SES sends email — transactional (receipts, notifications, password resets) and bulk (marketing, newsletters). You verify the sender domain, set up DKIM/SPF/DMARC, and call SendEmail or SendTemplatedEmail from anywhere: Lambda, Step Functions, an EC2 cron.

New SES accounts start in sandbox mode: you can only send to verified addresses, and rate is capped. You request production access through a support ticket; AWS checks that you have a legitimate use case and haven't been used by spammers. This matters to plan for — don't discover it the day before launch.

SES supports Handlebars-style templates stored server-side. You call SendTemplatedEmail with the template name and a data blob; SES renders and sends. Keeps email copy out of your Lambda code and makes localisation feasible.

SES publishes bounces and complaints to an SNS topic. You must subscribe to it and suppress bad addresses — sustained bounce rates above 5% or complaint rates above 0.1% get your account put on review.

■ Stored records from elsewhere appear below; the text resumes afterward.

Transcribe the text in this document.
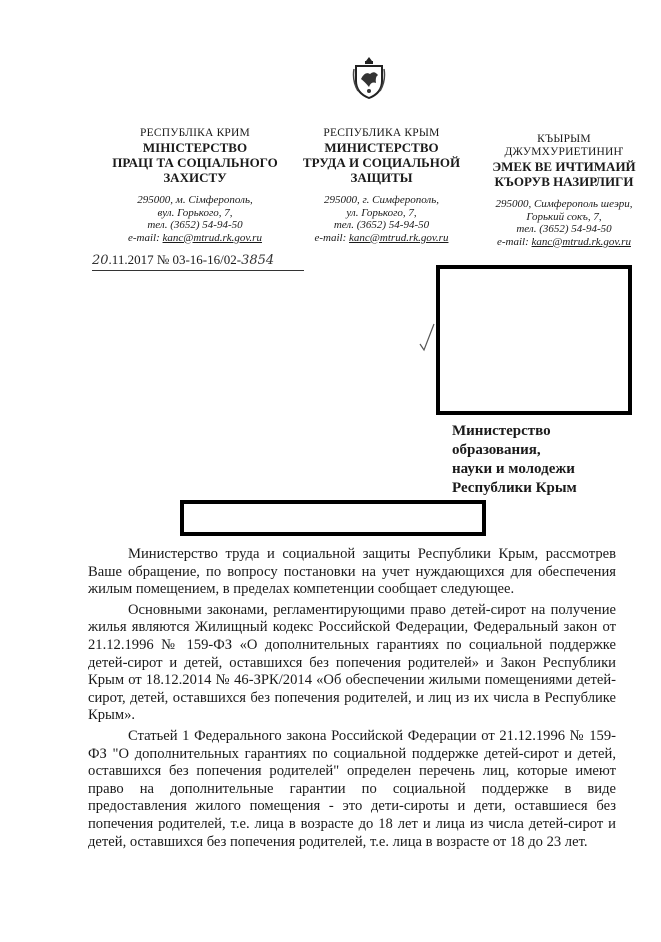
РЕСПУБЛІКА КРИМ
МІНІСТЕРСТВО
ПРАЦІ ТА СОЦІАЛЬНОГО
ЗАХИСТУ
295000, м. Сімферополь,
вул. Горького, 7,
тел. (3652) 54-94-50
e-mail: kanc@mtrud.rk.gov.ru
РЕСПУБЛИКА КРЫМ
МИНИСТЕРСТВО
ТРУДА И СОЦИАЛЬНОЙ
ЗАЩИТЫ
295000, г. Симферополь,
ул. Горького, 7,
тел. (3652) 54-94-50
e-mail: kanc@mtrud.rk.gov.ru
КЪЫРЫМ
ДЖУМХУРИЕТИНИҤ
ЭМЕК ВЕ ИЧТИМАИЙ
КЪОРУВ НАЗИРЛИГИ
295000, Симферополь шеэри,
Горький сокъ, 7,
тел. (3652) 54-94-50
e-mail: kanc@mtrud.rk.gov.ru
20.11.2017 № 03-16-16/02-3854
Министерство
образования,
науки и молодежи
Республики Крым

Министерство труда и социальной защиты Республики Крым, рассмотрев Ваше обращение, по вопросу постановки на учет нуждающихся для обеспечения жилым помещением, в пределах компетенции сообщает следующее.

Основными законами, регламентирующими право детей-сирот на получение жилья являются Жилищный кодекс Российской Федерации, Федеральный закон от 21.12.1996 № 159-ФЗ «О дополнительных гарантиях по социальной поддержке детей-сирот и детей, оставшихся без попечения родителей» и Закон Республики Крым от 18.12.2014 № 46-ЗРК/2014 «Об обеспечении жилыми помещениями детей-сирот, детей, оставшихся без попечения родителей, и лиц из их числа в Республике Крым».

Статьей 1 Федерального закона Российской Федерации от 21.12.1996 № 159-ФЗ "О дополнительных гарантиях по социальной поддержке детей-сирот и детей, оставшихся без попечения родителей" определен перечень лиц, которые имеют право на дополнительные гарантии по социальной поддержке в виде предоставления жилого помещения - это дети-сироты и дети, оставшиеся без попечения родителей, т.е. лица в возрасте до 18 лет и лица из числа детей-сирот и детей, оставшихся без попечения родителей, т.е. лица в возрасте от 18 до 23 лет.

The last step of a successful checkout is an SES SendTemplatedEmail call with template receipt-v3, rendering the order summary, line items, total, and a link to the order page. The template is localised by a locale field (en-US / es-MX). Bounces go to an SNS topic consumed by a Lambda that flags the delivery in DynamoDB and escalates repeated bounces to customer success.

ses.send_email(
    FromEmailAddress='no-reply@payments.example',
    Destination={'ToAddresses': [customer.email]},
    Content={
        'Template': {
            'TemplateName': 'receipt-v3',
            'TemplateData': json.dumps({
                'firstName':  customer.first_name,
                'orderId':    order.id,
                'total':      order.total,
                'receiptUrl': f'https://payments.example/orders/{order.id}',
                'locale':     customer.locale,
            }),
        },
    },
    ConfigurationSetName='payments-receipts',  # enables bounce -> SNS
)

End to end: a payment flows through the lot

Every service above, in one story. This is what you build once you understand each piece.

  1. Customer clicks “Pay” at checkout. Request hits API Gatewayλ start which calls StartExecution on the Step Functions workflow. The API returns a tracking ID immediately.
  2. Validate intent. Lambda reads payment-intents from DynamoDB (pk = paymentIntentId). If the intent is in PENDING status and not expired, proceed. Otherwise, fail the workflow with a clear error.
  3. Fraud check. Lambda calls the fraud service synchronously with the customer, amount, device fingerprint, and IP. A high score short-circuits the flow into a clean decline; a borderline score triggers a 3DS step-up handled in a sub-state.
  4. Parallel authorize and record. One branch authorizes the card with the upstream gateway; another writes a pending entry to the ledger. Each has its own retry/backoff. If either branch fails after max retries, the catch handler voids the auth and rolls the ledger row back.
  5. Publish event. On success, publish an AUTHORIZED event to the SNS topic payment-events. The ledger reconciler, the fraud feedback loop, and the analytics pipeline all get the event in parallel, with no coupling to each other.
  6. Send receipt. The final state sends the receipt via SES: template receipt-v3, order summary, total, and a link to the order page, localised by customer locale. An audit record is also written to S3 with full workflow history for PCI-DSS retention.

The state machine is durable, each step retries independently, and the whole flow runs in 5–30 seconds end-to-end — or under a second for the synchronous authorize path when no asynchronous steps are needed.